— Да такъ; она умерла сегодня ночью. Они повѣнчаны, вотъ малютка.—И она протянула ребенка, укутаннаго въ одѣялахъ.
Жанна машинально приняла его, онѣ вышли со станціи и отправились домой.
Розалія сказала:
— Поль пріѣдетъ послѣ похоронъ. Завтра, вѣроятно, съ этимъ же поѣздомъ.
Жанна прошептала:
— Поль… и больше ничего не сказала.
Солнце склонялось къ горизонту, заливая своимъ блескомъ зеленыя долины, мѣстами испещренныя золотистою бурѣпой и ярко-краснымъ полевымъ макомъ. Безконечная тишина царила надъ спокойною землей, полной жизненныхъ силъ. Лошадка бѣжала рысью, побуждаемая прищелкиваніемъ возницы.

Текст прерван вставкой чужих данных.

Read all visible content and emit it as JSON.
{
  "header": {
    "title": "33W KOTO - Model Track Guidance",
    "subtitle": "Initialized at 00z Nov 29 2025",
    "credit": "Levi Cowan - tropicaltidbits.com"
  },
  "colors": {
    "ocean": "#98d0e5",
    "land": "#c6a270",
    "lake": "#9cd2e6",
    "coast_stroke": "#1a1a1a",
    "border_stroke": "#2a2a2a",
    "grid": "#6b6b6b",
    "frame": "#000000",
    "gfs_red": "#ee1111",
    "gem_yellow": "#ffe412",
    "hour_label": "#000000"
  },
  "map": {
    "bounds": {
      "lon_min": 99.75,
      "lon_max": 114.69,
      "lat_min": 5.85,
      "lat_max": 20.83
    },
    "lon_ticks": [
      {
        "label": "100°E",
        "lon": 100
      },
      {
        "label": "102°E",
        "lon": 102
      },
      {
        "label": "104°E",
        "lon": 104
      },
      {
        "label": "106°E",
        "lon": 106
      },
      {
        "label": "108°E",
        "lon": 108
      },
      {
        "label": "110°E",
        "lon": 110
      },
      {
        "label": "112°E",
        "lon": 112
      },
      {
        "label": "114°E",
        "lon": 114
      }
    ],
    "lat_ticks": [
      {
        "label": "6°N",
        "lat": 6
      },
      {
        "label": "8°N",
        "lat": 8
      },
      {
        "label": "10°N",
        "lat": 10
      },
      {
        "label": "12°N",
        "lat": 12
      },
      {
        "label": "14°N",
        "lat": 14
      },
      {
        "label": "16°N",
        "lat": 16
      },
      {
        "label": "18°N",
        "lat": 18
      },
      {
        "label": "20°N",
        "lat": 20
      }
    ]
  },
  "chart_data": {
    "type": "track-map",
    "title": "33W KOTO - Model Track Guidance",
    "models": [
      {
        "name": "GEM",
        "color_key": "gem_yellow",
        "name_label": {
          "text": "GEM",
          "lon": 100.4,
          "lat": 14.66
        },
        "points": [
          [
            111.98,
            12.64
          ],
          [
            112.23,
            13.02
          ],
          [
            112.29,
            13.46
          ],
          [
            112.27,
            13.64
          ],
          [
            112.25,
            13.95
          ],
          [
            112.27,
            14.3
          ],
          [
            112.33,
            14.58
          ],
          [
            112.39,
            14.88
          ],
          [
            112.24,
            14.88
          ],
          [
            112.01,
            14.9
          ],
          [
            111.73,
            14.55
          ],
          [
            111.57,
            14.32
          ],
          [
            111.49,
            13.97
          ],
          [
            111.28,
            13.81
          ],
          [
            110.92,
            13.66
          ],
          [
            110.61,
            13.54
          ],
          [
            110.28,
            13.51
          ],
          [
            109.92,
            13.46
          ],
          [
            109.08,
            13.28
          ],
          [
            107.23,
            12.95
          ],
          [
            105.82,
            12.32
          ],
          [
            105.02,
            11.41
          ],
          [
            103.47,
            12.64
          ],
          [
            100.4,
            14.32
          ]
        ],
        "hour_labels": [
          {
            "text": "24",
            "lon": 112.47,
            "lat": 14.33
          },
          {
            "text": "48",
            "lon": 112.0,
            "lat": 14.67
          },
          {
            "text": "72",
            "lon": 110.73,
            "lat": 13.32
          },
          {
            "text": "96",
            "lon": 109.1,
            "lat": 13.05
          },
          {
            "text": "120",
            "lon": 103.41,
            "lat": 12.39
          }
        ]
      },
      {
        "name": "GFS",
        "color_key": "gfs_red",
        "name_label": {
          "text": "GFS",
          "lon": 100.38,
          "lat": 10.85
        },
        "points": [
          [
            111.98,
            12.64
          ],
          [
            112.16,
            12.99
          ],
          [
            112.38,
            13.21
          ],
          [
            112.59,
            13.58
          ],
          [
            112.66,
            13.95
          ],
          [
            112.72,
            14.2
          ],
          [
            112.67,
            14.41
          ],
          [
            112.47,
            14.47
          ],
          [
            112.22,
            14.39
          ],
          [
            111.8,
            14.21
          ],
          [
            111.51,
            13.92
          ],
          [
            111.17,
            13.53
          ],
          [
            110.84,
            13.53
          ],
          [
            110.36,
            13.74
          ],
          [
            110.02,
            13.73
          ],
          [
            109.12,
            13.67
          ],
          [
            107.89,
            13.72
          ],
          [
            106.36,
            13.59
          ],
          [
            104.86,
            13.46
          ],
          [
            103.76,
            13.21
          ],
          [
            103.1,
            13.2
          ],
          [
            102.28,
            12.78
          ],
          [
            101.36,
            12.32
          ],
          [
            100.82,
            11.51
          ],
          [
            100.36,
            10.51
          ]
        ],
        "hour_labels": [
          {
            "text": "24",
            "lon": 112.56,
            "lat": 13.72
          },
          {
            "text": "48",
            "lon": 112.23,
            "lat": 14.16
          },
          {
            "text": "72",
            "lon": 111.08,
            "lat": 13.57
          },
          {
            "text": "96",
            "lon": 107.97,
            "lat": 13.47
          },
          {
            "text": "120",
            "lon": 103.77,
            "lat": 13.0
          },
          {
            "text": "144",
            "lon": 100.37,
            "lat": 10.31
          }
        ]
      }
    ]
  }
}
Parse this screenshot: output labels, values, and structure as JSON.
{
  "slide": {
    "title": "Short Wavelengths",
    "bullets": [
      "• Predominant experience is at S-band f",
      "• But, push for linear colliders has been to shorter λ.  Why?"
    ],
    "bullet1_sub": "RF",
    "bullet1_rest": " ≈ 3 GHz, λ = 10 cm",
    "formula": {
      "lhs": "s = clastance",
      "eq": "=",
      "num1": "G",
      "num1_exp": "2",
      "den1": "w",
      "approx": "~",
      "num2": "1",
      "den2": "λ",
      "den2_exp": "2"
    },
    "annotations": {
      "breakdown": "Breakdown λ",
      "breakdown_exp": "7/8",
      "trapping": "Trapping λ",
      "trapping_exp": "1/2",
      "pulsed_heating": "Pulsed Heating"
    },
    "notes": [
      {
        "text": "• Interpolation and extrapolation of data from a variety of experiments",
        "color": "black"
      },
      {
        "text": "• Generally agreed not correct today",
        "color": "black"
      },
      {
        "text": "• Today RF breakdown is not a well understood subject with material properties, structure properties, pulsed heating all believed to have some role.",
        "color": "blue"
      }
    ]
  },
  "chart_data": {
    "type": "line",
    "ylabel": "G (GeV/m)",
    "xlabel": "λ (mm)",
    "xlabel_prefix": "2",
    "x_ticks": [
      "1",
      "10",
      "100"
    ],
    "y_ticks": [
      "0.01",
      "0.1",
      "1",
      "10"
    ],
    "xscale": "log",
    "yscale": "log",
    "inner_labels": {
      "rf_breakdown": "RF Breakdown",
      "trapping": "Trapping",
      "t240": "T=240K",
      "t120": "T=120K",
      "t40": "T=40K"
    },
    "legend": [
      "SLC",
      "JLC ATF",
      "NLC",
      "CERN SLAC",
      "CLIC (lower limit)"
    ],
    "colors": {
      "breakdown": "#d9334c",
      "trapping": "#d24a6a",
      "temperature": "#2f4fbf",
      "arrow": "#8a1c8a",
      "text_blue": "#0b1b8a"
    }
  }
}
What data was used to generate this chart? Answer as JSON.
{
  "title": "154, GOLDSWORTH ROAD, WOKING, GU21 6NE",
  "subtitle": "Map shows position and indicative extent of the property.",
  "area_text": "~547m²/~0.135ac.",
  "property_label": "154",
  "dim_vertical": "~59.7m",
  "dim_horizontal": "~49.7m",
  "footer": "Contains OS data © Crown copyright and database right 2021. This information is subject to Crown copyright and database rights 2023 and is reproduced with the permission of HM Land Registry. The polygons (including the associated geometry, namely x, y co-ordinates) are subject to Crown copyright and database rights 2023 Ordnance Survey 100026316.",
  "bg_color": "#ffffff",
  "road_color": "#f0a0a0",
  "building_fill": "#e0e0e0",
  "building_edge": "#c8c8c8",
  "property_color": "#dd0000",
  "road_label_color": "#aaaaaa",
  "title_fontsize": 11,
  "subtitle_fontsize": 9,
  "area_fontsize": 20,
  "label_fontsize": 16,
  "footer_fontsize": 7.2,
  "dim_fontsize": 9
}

И Жанна смотрѣла вверхъ, на небо, на полетъ ластоточекъ, пересѣкавшихъ воздухъ какъ ракеты. Вдругъ какая-то нѣжная теплота, живая теплота, сообщилась ея ногамъ и проникла въ ея тѣло. Это была теплота спавшаго на ея рукахъ младенца. Тогда ею овладѣло безконечное волненіе. Она быстро открыла ребенка, котораго еще не видала,—дочь своего сына. И только-что слабенькое существо начало щурить отъ яркаго свѣта свои голубые глазки и зашевелила губками, Жанна начала страстно обнимать ее, поднимая на руки и душа ее поцѣлуями.
Наружно суровая, но довольная Розалія остановила ее:
— Ну, ну, довольно, сударыня. А то опять раскричится.—Потомъ прибавила, отвѣчая очевидно на свою собственную мысль:—Жизнь, видите, не такъ хороша и не такъ дурна, какъ думаютъ.